United Plays Dangerous Game With Luggage, Lawyer Says

     
     HONOLULU (CN) — A woman who successfully sued airlines in the 1970s claiming a lack of notice on overbooking policies now says United Airlines’ undisclosed policy of sending checked bags ahead of passengers puts passengers at risk of terror acts.
     Citing the 1988 downing of a 747 over Lockerbie, Scotland, as just one example of a bomb smuggled aboard a commercial airliner in “unaccompanied luggage,” lead plaintiffs Kathleen Watson and her husband Barton Watson — also the filing attorney — claim that United Airlines’ practice of placing passenger baggage on earlier flights to clear room for more profitable last-minute express air cargo without telling customers shows a wanton disregard for their safety.
     Unlike international flights, which have automated “passenger baggage reconciliation” systems to prevent someone from checking a bomb-laden bag and simply leaving the airport, domestic flights rely solely on Transportation Security Administration bomb-screening equipment.
     TSA inspection of checked bags, however, is highly imperfect. The U.S. Department of Homeland Security Office of Inspector General criticized TSA screening in a 2015 report titled “The Transportation Security Administration Does Not Properly Manage Its Airport Screening Maintenance Program.”
     An ABC report later in the year alleged that “TSA failed to detect mock explosives 95 percent of the time during airport security tests,” the complaint says.
     A second round of testing was, by Homeland Security Inspector General John Roth’s own admission, “disappointing and troubling.”
     United Airlines’ practice of “maximizing unaccompanied luggage” first came to the attention of the Watsons when they arrived in Honolulu on the second leg of a flight from Seattle via San Francisco in 2015 and discovered that their bags had not arrived with them.
     The Watsons became suspicious, the complaint says, by the business-as-usual manner in which the United Airlines agent checked her computer and informed them that their bags would be arriving in an hour on another flight.
     When Barton Watson persisted, saying that in 50 years of flying to Honolulu he’d never had his bags arrive late and that he suspected foul play in Seattle — where the Watsons had been involved in a disagreement with baggage handlers — the agent suggested they could fill out a lost bag report.
     Alerted again to the casual demeanor of the agent, Barton Watson demanded to speak to the supervisor in charge.

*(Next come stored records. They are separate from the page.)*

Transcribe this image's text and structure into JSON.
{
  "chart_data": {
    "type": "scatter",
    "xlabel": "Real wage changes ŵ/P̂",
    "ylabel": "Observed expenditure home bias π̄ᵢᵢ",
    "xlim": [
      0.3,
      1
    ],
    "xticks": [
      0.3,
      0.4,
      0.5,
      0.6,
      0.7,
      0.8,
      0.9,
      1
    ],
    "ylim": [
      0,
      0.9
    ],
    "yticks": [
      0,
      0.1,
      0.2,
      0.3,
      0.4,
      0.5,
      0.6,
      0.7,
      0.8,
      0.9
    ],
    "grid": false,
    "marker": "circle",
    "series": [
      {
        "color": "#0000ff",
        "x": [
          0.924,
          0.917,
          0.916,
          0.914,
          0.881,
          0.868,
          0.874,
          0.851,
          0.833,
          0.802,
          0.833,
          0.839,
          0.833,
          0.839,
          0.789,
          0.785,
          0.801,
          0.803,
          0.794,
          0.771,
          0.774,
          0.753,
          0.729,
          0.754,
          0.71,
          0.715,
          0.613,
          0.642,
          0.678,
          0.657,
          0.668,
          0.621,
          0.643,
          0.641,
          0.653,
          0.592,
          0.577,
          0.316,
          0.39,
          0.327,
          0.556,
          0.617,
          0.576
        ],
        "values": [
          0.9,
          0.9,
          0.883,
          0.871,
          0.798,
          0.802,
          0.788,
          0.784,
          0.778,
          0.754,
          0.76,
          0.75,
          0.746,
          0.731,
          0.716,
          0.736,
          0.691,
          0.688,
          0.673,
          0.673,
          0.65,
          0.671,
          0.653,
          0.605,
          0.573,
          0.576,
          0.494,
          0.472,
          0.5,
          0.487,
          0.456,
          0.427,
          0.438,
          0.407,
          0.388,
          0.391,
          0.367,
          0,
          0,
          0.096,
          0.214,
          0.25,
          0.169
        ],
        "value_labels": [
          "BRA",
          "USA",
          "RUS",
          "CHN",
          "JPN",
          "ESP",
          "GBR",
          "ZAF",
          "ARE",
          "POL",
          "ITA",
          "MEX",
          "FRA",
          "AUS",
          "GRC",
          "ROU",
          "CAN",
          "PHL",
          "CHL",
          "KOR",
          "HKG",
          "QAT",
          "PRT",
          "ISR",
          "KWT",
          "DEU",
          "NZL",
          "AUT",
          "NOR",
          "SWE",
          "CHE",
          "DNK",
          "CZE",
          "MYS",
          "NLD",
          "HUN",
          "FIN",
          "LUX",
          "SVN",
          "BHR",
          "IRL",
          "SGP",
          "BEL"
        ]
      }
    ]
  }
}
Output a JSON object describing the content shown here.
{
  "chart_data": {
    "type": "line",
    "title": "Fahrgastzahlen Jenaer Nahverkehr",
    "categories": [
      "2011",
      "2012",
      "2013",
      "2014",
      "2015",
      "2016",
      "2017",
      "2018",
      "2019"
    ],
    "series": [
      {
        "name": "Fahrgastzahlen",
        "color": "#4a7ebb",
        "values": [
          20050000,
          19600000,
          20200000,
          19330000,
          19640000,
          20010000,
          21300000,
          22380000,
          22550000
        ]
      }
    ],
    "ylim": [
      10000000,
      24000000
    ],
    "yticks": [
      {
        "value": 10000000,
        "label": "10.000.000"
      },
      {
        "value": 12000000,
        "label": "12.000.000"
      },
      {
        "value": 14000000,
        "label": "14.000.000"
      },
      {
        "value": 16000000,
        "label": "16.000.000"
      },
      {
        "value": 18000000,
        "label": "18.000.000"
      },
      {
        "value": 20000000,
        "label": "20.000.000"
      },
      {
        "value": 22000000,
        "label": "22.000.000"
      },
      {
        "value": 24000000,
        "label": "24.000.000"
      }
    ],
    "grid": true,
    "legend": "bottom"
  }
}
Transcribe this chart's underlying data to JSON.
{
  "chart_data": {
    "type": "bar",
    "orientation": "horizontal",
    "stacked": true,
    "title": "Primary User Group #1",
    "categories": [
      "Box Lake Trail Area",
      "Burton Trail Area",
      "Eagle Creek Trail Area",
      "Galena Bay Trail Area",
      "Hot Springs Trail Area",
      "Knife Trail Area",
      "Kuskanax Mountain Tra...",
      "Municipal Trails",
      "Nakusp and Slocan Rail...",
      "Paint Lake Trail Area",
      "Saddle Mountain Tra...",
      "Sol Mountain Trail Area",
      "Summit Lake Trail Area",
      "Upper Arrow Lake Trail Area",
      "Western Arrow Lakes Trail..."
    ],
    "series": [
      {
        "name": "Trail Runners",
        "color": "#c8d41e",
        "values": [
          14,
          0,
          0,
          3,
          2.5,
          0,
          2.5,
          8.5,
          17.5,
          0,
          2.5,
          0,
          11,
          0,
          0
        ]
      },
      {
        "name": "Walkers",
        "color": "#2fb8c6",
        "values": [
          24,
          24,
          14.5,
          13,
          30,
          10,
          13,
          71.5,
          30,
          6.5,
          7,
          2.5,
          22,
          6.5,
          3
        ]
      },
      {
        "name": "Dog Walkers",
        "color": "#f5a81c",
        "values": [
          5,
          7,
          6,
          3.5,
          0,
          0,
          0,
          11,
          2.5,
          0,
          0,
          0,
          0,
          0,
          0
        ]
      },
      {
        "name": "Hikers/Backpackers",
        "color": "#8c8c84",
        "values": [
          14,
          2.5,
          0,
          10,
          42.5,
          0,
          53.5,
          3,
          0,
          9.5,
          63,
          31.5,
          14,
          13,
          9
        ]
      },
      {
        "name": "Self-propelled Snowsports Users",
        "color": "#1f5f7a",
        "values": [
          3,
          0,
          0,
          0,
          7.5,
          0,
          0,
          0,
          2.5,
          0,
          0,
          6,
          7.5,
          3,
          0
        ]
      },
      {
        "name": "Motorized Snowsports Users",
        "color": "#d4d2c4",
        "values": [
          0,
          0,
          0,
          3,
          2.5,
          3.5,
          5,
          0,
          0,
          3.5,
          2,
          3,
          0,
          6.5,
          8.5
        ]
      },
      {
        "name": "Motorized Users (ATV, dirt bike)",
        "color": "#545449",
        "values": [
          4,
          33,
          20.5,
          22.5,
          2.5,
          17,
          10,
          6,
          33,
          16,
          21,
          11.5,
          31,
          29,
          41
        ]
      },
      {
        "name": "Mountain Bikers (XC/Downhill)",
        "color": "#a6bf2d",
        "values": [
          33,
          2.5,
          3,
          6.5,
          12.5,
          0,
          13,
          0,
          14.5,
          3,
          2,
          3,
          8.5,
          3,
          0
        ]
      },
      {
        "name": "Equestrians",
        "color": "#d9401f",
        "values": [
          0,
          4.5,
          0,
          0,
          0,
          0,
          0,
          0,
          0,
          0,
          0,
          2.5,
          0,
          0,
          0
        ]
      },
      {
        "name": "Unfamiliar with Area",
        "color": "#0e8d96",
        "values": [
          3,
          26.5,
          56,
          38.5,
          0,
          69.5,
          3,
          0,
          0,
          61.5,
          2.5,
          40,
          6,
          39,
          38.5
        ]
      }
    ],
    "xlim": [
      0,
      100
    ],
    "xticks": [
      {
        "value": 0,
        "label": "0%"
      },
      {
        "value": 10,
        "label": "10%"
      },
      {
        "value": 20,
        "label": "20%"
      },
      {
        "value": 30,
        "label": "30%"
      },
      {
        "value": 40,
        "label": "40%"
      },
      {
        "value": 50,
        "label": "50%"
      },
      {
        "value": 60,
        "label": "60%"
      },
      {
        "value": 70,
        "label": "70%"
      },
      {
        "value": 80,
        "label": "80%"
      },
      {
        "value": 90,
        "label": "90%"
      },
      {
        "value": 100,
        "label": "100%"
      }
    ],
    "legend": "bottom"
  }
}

Watson reiterated his concern and handed his two baggage claim checks to the supervisor, according to the complaint.
     The Watsons also note in their complaint that they paid the $25 checked-bag fee for each suitcase.
     After a good deal of time looking at his computer, the Watsons says the supervisor said that the two bags had been properly loaded in Seattle, but had been checked onto a separate flight to Honolulu in San Francisco.
     Undeterred, Barton Watson pressed his claim that the Seattle agents had somehow been involved in routing their bags onto the wrong plane in San Francisco. Again, the agent said no, according to the complaint.
     The Watsons say that again Barton reiterated to the Honolulu supervisor that there could be no other explanation, that there was plenty of time during their 3-hour layover to load their bags.
     According to the Watsons, the supervisor again defended the agents but also elaborated by saying that United Airlines has a checked-baggage policy to place passenger bags not on their flight with them, but on the earliest next available flight so as to make space for air cargo. The flight with the Watsons’ bags had been scheduled to leave before the Watsons did but was delayed.
     The supervisor went on to insist that the practice is not illegal and gestured toward the Delta and American baggage carousels — where people were waiting for bags on similarly delayed flights — saying, “Everyone does it,” the Watsons say in their complaint.
     According to the couple, United breached its duty to notify customers before they board an airplane of its unaccompanied bag policy, and that the airline acts in collusion with Delta and American Airlines to defraud its customers. Delta and American are not parties to the Watsons’ complaint.
     United earned $3.5 billion in baggage fees from 2010 through the first quarter of 2016, according to the U.S. Department of Transportation. The airline did not respond to a request for comment by press time.
     The Watsons seek compensatory and punitive damages for themselves and all others similarly situated.
     A TSA spokesman told Courthouse News that the agency has no control over airlines’ baggage policies.     
     “The manner in which an airline determines the need to load checked baggage onto an aircraft is an airline decision and TSA has no role,” the spokesman said. “All bags are screened for explosives, by TSA, using explosives detection technology, prior to loading onto an aircraft. There is no concern from the TSA how an airline transports screened bags so long as those bags are screened, which the law requires.”